Estrogen protects the blood–brain barrier from inflammation-induced disruption and increased lymphocyte trafficking

Sex differences have been widely reported in neuroinflammatory disorders, focusing on the contributory role of estrogen. The microvascular endothelium of the brain is a critical component of the blood–brain barrier (BBB) and it is recognized as a major interface for communication between the periphery and the brain. As such, the cerebral capillary endothelium represents an important target for the peripheral estrogen neuroprotective functions, leading us to hypothesize that estrogen can limit BBB breakdown following the onset of peripheral inflammation. Comparison of male and female murine responses to peripheral LPS challenge revealed a short-term inflammation-induced deficit in BBB integrity in males that was not apparent in young females, but was notable in older, reproductively senescent females.

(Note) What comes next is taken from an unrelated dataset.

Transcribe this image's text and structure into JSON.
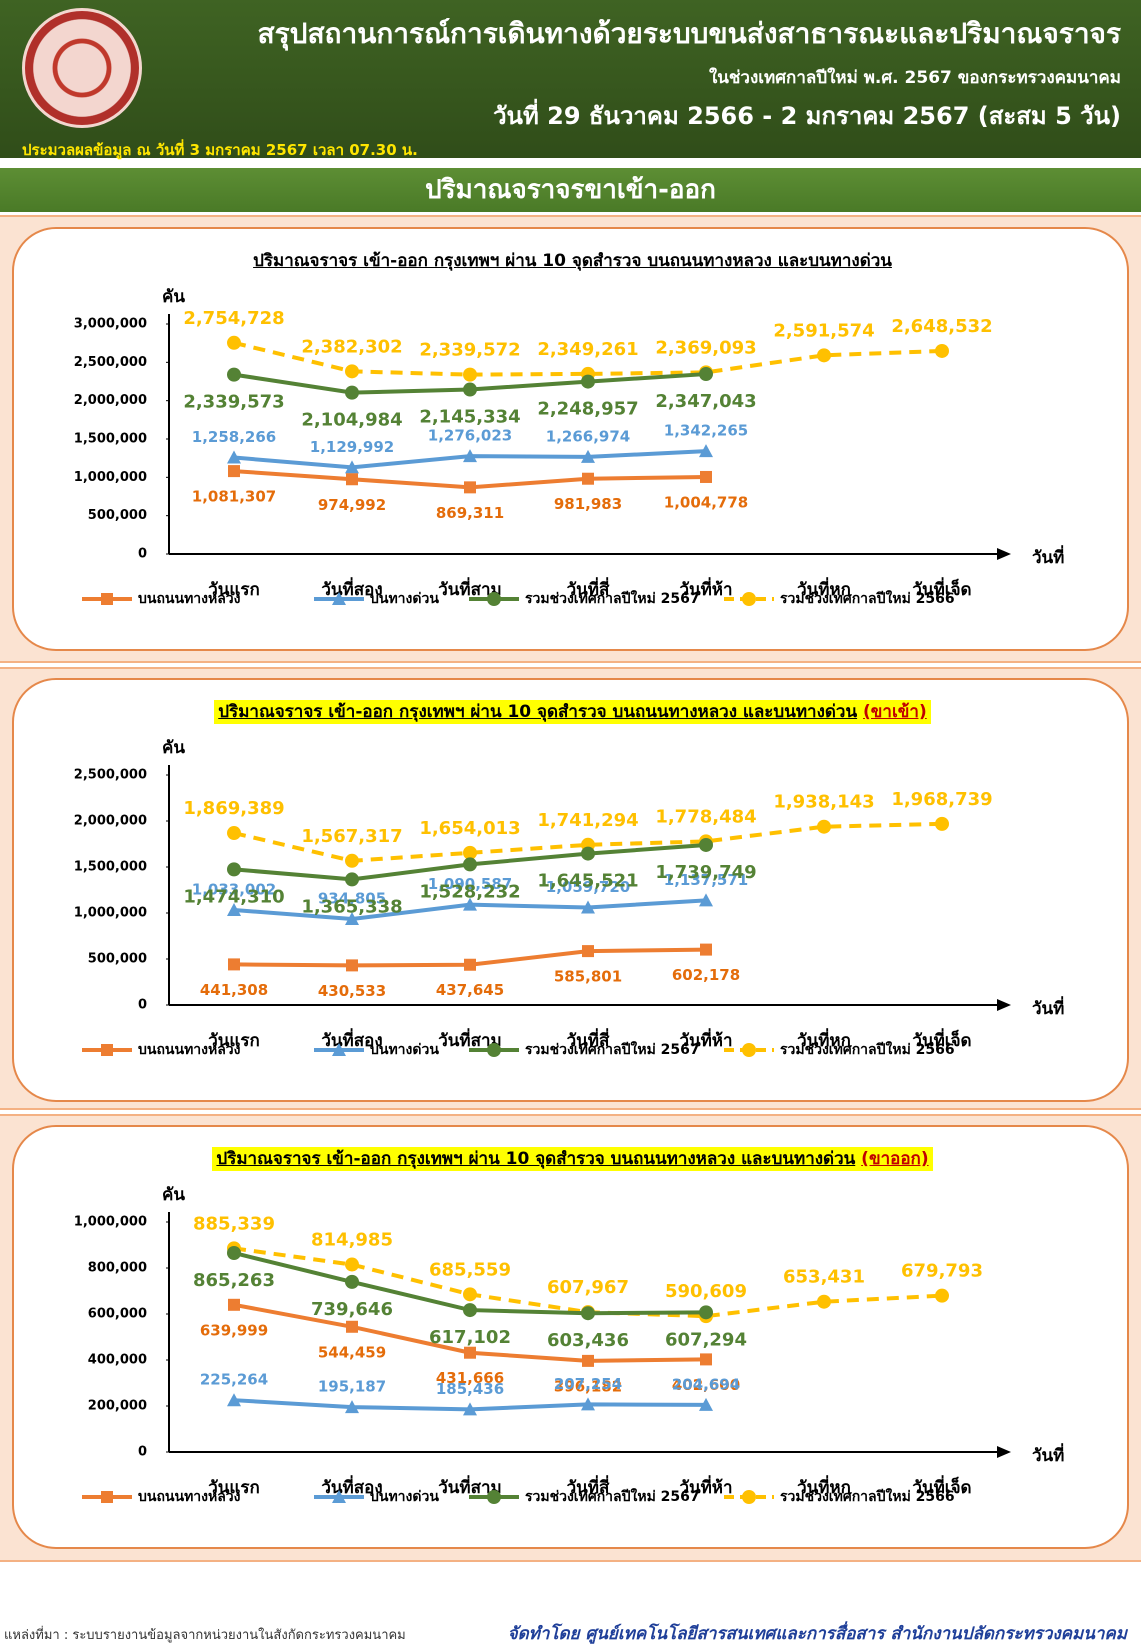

Importantly, ovariectomy and hence estrogen loss recapitulated an aged phenotype in young females, which was reversible upon estradiol replacement. Using a well-established model of human cerebrovascular endothelial cells we investigated the effects of estradiol upon key barrier features, namely paracellular permeability, transendothelial electrical resistance, tight junction integrity and lymphocyte transmigration under basal and inflammatory conditions, modeled by treatment with TNFα and IFNγ. In all cases estradiol prevented inflammation-induced defects in barrier function, action mediated in large part through up-regulation of the central coordinator of tight junction integrity, annexin A1. The key role of this protein was then further confirmed in studies of human or murine annexin A1 genetic ablation models. Together, our data provide novel mechanisms for the protective effects of estrogen, and enhance our understanding of the beneficial role it plays in neurovascular/neuroimmune disease.